Notre accueil du Christ et notre attachement à lui nous poussent à l’engagement missionnaire. Jésus qui nous appelle tous à marcher à sa suite n’est pas un maître parmi d’autres. Il est le Fils de Dieu qui est « venu chercher et sauver ceux qui étaient perdus » (Lc 19,10). Nous sommes envoyés pour témoigner par notre vie et nos paroles de Celui qui nous habite. Nous contribuons à bâtir ce monde nouveau que Jésus appelle le Royaume de Dieu ; dans ce Royaume, l’écoute de l’autre, l’entraide, la solidarité, le soutien aux autres, la visite aux malades sont prioritaires. C’est Jésus lui-même qui nous le dit : « Tout ce que vous avez ait au plus petit d’entre les miens, c’est à moi que vous l’avez fait » (Mt 25,40).
Nous, disciples du Christ, nous sommes donc envoyés. Mais nous ne devons pas oublier que nous ne sommes pas notre propre source : nous ne parlons pas, nous n’agissons pas en notre nom. Nous ne devons pas nous enorgueillir de l’accueil qui est fait à notre témoignage. En effet, c’est Dieu qui agit dans le cœur de ceux et celles qu’il met sur notre route. Nous devons donc rester très humbles car sans Jésus, rien n’aurait été possible. Le rôle de l’Église, notre rôle à tous, c’est précisément d’accueillir tous ceux et celles qui se sentent attirés par lui.
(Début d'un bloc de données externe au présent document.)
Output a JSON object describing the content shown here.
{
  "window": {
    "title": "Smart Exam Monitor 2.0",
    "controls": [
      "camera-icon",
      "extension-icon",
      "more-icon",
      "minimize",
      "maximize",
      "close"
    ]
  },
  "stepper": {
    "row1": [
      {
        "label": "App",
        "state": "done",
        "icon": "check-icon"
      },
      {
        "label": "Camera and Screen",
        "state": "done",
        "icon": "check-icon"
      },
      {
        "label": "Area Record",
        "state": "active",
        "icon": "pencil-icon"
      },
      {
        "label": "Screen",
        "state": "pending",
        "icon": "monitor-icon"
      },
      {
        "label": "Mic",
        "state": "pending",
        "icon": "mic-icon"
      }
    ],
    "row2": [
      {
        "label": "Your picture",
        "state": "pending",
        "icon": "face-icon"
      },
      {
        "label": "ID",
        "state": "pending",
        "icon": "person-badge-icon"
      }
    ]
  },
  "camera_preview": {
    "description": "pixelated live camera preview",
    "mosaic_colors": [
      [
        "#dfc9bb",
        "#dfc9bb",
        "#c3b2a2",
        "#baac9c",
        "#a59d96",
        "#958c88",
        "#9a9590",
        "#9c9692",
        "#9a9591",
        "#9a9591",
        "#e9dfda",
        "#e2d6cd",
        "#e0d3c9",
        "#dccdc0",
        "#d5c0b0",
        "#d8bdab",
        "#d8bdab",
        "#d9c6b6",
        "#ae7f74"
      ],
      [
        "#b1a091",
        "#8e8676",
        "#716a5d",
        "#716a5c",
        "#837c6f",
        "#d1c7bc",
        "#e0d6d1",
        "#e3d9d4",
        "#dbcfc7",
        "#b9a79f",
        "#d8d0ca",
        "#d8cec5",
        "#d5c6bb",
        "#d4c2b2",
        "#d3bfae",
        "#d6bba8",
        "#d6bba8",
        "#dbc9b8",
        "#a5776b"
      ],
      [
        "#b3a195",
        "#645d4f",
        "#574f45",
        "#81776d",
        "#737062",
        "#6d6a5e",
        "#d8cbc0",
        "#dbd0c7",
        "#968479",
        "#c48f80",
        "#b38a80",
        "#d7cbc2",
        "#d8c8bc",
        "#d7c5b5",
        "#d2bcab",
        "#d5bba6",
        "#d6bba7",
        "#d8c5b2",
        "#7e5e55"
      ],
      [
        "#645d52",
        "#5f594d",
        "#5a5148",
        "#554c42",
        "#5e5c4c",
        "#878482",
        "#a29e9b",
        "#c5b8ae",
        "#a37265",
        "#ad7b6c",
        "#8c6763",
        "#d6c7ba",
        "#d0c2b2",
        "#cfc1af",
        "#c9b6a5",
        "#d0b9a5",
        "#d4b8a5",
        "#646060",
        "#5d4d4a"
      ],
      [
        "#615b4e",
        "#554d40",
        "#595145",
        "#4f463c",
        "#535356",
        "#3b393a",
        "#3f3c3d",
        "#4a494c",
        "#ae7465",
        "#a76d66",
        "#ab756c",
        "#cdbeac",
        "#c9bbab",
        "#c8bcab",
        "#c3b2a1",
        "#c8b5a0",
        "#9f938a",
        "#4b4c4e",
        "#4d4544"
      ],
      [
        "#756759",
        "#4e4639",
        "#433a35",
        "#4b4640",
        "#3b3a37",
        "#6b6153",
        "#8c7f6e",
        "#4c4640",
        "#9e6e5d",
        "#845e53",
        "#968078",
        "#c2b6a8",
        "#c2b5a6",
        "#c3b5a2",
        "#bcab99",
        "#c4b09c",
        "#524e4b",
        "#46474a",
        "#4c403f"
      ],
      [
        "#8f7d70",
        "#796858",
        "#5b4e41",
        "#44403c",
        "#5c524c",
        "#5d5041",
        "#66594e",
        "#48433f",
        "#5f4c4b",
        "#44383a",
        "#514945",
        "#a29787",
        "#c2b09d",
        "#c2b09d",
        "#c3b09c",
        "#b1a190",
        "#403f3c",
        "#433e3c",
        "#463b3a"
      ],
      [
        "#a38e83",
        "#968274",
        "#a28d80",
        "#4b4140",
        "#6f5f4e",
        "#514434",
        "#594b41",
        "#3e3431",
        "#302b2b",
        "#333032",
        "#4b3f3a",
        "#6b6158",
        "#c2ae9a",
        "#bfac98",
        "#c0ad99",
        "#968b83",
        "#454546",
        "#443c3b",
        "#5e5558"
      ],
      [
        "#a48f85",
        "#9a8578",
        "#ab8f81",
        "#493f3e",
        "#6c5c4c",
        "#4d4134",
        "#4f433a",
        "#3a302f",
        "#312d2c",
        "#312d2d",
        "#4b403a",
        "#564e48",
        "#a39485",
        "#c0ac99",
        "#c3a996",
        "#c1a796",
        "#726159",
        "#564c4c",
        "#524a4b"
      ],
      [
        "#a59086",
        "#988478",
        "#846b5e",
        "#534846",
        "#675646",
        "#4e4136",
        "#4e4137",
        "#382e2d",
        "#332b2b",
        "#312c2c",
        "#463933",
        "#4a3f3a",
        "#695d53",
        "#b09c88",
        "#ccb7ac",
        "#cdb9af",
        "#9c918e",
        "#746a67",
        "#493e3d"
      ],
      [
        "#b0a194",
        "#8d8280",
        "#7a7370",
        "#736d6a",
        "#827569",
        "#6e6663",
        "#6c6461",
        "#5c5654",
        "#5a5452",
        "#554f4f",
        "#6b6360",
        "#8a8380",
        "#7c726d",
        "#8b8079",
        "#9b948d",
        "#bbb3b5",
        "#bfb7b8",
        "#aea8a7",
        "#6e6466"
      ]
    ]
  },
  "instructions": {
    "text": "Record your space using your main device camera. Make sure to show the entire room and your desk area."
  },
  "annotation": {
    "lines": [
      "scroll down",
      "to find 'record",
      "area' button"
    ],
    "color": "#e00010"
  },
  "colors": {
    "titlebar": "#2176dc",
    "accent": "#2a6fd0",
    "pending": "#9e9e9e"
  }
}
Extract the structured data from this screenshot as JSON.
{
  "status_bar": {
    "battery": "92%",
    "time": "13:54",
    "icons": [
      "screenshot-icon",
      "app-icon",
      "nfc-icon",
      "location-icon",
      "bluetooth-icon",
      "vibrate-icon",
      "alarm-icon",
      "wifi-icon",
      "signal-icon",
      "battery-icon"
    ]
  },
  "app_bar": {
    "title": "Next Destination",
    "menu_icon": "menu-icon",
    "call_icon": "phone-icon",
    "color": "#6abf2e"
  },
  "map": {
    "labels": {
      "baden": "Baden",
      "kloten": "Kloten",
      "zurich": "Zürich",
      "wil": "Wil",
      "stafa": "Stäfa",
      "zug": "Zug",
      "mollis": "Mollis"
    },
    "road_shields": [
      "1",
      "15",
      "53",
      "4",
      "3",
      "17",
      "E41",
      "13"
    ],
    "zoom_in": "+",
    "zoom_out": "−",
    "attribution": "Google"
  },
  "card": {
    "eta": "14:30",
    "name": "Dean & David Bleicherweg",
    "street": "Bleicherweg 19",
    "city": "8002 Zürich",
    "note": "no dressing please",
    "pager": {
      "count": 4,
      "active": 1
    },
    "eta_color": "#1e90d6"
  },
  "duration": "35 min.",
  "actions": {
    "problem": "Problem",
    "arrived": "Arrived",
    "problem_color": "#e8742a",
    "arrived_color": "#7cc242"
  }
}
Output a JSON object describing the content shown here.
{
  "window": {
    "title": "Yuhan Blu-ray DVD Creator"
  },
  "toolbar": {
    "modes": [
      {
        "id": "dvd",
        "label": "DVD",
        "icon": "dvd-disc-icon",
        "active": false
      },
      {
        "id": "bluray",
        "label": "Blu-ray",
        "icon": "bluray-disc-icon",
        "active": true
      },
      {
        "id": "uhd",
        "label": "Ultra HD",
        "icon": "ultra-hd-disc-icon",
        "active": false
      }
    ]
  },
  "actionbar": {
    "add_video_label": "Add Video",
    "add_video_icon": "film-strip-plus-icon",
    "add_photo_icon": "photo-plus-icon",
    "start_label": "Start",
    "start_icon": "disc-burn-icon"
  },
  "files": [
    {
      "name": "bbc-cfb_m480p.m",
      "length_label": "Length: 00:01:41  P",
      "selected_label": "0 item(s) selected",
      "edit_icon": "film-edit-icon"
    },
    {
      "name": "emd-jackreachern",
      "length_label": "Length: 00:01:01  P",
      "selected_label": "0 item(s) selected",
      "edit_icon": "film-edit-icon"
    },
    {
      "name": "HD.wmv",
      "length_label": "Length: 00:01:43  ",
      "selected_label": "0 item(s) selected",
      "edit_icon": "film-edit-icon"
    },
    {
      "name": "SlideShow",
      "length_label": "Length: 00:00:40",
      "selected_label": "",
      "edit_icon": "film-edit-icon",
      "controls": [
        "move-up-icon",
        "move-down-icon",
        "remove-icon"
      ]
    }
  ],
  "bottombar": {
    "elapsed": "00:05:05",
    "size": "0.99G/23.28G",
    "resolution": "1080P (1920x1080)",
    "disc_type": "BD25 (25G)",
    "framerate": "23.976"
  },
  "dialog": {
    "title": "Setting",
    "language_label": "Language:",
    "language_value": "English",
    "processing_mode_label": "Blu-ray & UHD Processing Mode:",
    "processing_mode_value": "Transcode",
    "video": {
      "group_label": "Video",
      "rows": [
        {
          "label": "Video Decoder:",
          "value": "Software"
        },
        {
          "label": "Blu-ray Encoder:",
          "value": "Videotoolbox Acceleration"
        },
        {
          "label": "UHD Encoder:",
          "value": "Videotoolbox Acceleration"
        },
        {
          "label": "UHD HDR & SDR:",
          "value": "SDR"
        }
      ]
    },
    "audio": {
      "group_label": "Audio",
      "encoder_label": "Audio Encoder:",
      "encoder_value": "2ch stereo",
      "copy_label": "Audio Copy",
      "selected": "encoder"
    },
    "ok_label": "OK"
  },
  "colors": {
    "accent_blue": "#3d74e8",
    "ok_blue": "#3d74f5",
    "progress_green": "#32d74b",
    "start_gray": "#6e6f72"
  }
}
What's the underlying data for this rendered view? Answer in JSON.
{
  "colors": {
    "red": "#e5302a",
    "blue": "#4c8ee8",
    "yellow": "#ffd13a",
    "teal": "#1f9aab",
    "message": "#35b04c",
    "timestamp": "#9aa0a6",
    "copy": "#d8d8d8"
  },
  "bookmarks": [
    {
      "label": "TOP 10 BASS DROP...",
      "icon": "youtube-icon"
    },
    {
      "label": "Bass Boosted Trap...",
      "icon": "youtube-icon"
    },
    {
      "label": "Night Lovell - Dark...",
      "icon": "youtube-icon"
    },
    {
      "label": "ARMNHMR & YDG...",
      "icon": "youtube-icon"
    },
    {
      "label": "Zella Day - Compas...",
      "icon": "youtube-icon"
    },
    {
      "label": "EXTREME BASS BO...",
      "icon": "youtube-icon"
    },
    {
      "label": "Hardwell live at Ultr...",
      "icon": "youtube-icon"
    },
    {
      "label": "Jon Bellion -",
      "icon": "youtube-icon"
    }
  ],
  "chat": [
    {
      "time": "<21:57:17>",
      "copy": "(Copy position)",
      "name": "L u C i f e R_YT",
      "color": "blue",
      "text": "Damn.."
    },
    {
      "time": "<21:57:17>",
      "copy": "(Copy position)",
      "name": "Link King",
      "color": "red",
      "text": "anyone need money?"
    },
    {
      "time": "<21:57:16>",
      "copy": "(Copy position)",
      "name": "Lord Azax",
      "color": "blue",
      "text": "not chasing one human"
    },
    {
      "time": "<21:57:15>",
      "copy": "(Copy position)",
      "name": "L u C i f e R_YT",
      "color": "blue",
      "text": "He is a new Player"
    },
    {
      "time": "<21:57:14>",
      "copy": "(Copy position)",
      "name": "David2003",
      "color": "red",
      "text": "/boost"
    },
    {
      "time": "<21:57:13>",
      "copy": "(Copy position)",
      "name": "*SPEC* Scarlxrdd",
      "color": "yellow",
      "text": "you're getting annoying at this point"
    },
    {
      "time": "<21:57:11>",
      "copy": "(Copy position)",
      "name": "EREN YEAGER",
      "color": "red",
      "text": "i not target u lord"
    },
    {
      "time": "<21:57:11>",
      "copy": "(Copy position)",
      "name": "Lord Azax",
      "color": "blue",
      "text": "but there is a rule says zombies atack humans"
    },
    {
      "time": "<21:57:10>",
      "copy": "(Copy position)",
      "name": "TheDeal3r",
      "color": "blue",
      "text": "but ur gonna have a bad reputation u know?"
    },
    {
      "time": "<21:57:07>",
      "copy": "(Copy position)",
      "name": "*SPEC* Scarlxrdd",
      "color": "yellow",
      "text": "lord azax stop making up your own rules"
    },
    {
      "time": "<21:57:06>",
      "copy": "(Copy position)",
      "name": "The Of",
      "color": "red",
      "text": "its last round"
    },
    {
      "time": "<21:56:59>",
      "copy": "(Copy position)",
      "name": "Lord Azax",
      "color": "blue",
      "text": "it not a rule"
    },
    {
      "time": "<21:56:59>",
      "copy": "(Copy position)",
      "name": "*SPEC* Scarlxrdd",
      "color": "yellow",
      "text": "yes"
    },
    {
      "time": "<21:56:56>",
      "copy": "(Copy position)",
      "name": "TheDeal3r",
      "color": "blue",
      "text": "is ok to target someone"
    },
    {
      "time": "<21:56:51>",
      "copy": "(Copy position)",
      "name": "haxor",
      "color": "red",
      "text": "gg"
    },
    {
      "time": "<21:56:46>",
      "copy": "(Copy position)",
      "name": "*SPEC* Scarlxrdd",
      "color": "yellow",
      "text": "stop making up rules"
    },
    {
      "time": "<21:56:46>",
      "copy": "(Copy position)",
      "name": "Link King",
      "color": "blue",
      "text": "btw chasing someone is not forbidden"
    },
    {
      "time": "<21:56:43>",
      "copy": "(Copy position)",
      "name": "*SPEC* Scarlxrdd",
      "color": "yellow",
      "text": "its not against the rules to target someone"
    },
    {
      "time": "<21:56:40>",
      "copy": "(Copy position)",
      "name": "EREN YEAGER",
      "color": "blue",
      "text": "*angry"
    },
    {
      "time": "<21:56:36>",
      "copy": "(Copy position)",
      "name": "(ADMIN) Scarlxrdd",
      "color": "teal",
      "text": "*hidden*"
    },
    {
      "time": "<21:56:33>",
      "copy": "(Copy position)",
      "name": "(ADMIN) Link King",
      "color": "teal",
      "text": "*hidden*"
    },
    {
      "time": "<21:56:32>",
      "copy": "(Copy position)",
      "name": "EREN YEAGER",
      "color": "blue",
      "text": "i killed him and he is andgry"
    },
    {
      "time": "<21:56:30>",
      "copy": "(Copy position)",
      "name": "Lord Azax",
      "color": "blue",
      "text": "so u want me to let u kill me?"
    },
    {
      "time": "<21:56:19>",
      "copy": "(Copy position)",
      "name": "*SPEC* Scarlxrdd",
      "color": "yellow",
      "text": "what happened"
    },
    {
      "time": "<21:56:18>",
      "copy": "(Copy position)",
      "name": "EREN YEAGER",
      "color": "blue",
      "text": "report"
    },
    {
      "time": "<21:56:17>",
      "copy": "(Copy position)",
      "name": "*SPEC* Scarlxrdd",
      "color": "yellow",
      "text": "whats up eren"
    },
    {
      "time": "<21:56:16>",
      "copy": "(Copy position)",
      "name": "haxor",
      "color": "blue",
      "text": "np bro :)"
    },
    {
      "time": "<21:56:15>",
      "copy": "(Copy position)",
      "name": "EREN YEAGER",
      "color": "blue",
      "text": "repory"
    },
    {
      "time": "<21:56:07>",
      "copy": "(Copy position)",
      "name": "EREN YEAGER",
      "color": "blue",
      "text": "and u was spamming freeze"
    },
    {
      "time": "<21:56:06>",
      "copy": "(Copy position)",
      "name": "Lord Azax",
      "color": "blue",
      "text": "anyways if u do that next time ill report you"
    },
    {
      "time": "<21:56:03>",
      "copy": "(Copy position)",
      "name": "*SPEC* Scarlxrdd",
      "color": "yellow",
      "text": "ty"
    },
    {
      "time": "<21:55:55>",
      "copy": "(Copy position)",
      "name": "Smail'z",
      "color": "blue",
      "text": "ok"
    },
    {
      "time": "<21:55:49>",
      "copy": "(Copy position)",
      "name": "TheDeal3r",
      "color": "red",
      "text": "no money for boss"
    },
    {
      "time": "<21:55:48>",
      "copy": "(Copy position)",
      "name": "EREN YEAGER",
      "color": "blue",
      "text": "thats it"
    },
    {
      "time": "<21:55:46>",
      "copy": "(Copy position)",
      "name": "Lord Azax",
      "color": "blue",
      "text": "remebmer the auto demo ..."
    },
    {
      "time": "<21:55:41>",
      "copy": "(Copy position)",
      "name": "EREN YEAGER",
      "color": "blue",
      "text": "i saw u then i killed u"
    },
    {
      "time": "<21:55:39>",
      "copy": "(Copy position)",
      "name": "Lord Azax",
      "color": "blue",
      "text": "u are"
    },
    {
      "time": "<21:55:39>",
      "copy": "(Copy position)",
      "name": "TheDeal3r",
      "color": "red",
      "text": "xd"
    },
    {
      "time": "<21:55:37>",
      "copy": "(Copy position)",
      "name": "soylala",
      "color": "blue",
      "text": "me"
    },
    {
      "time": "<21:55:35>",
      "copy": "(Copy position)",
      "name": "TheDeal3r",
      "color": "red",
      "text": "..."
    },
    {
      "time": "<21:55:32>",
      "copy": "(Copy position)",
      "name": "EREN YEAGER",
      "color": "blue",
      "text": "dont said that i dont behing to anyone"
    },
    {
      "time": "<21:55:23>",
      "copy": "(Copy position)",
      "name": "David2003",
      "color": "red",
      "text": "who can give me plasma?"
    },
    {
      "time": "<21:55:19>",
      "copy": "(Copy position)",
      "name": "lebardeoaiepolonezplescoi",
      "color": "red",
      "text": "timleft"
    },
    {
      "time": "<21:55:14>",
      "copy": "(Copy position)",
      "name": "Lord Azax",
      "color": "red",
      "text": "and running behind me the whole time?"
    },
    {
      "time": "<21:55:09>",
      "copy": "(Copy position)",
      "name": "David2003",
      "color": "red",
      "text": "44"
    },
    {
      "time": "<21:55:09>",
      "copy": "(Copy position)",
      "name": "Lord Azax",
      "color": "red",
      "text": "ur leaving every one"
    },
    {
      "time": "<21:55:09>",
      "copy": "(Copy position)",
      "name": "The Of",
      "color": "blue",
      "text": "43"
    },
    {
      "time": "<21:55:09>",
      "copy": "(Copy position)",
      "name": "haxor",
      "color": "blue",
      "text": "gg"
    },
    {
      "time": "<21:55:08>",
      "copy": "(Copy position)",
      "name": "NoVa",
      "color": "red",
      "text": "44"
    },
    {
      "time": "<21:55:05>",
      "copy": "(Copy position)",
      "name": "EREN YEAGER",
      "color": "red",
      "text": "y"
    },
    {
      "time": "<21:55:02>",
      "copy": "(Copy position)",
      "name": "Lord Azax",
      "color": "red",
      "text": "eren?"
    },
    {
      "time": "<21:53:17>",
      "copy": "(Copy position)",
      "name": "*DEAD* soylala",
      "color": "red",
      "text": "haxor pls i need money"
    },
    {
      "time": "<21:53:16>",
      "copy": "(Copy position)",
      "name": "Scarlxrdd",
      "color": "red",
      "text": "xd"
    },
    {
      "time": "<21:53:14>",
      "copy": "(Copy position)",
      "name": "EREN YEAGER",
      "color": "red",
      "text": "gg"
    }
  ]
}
Question un peu subtile : à quoi donc reconnaît-on « un saint homme de Dieu » au point de l’accueillir ? Il semble que c’est à la parole de vie dont il peut être porteur. Elle ne lui appartient pas, il n’en est pas la source, mais puisqu’elle vient de Dieu, il a charge de la transmettre. Au temps d’Élisée, une femme suggère ainsi à son mari qu’ils fassent une chambre sur la terrasse, pour que le prophète puisse s’arrêter chez eux. Lorsque celui-ci revient, il annonce à cette femme de la part de Dieu, à la façon des trois visiteurs d’Abraham (Gn 18), qu’elle va porter un enfant, elle qui désespérait d’en avoir. Le don offert par Élisée, et par Dieu, qui parle à travers lui à cette Sunamite, est un don spécial : c’est l’une des naissances miraculeuses racontées dans la Bible. Plus tard Jésus dira : « Celui qui reçoit un prophète en qualité de prophète recevra une récompense de prophète » (Mt 10,40).
Dans l’évangile de ce jour, l’accueil fait aux disciples est plus modeste. Jésus ne mentionne qu’un « simple verre d’eau fraîche » comme signe le plus clair de cette hospitalité ou de cet accueil. Et revient avec insistance le mot « prophète », qui renvoie avec force à la parole dite de la part de Dieu. Là est en effet l’essentiel, qui conduit à entendre l’appel profond de l’évangile : tout laisser, tout quitter pour Jésus, prendre sa croix et le suivre. Tel est l’appel du disciple : donner chaque jour de sa vie pour apprendre à la donner entièrement. La perdre à cause de Jésus, c’est la trouver. Selon les mots de Paul : « Si nous sommes passés par la mort avec le Christ, nous croyons que nous vivrons aussi avec lui » (Rm 6,4). C’est la promesse de Jésus.
Le dimanche, nous sommes réunis pour l’Eucharistie ; c’est Dieu qui nous accueille en sa maison. Il nous invite à son festin. Et à la fin de chaque messe, il nous envoie pour témoigner dans le monde de cet amour gratuit toujours offert. Les occasions ne manquent pas où nous pourrons rendre les autres plus heureux. À travers eux, c’est le Seigneur qui frappe à notre porte.